Nageurs, pensez à vous hydrater

Publié le 06.12.2019 , mis à jour le 27.10.2022

La natation présente une grande diversité d’activités, crawl, brasse, nage avec palmes,… Mais, longueurs après longueurs, le nageur se déshydrate.

nageur dans un bassin

. © wibulpas

Le bon fonctionnement du corps dépend de la constance de sa température interne (autour de 37°C). Or, à l’effort, les muscles produisent de l’énergie : 20 à 25% sert réellement aux mouvements, le reste 75 à 80 % est transformé en énergie thermique.

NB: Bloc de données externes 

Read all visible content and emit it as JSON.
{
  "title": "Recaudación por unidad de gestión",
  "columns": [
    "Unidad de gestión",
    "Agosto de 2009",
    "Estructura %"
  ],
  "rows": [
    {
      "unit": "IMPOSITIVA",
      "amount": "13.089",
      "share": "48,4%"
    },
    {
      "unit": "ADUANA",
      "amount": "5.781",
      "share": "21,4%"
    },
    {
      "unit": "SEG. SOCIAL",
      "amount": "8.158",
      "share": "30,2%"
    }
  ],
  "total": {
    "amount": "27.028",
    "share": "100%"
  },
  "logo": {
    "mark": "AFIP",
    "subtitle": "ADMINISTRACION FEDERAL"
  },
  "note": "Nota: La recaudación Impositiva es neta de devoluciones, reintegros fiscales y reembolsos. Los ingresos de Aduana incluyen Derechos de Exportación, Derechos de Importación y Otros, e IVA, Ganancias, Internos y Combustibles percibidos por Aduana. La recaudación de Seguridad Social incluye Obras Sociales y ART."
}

L’activité physique entraine une augmentation de la chaleur calorifique qui devient excessive et doit être rejetée au plus vite sous peine de risquer la surchauffe de l’organisme. Le flux sanguin dans les vaisseaux proches de la surface du corps augmente. Le sang véhicule la chaleur des muscles vers la peau où a lieu la transpiration qui consiste à faire passer une certaine quantité d’eau « chaude » de l’intérieur vers l’extérieur de l’organisme via la sueur. Un litre de sueur évaporée permet d’éliminer environ 580 kilocalories de surchauffe. Bien que limitée par les conditions aquatiques, la sudation existe bel et bien !

L’immersion dans l’eau altère la perception de la soif qui, non ressentie, masque les pertes hydriques du nageur. À moins de boire régulièrement la tasse, la déshydratation, même légère, fait son œuvre et diminue les capacités physiques. La sollicitation exagérée du système cardiovasculaire fatigue le sportif, abaisse le niveau de performances et la qualité de la récupération. Il faut prévoir une boisson au bord des bassins.

En pratique :

Lors de séances inférieures à 60 minutes, l’eau seule suffit. Au-delà, Il est recommandé de consommer quelques gorgées d’une boisson de l’effort toutes les 15-20 minutes.
Recette « maison » : 30 à 40 grammes de sucre par litre (200 ml jus de raisin ou pomme BIO + 800 ml d’eau + 1 gramme de sel fin de cuisine).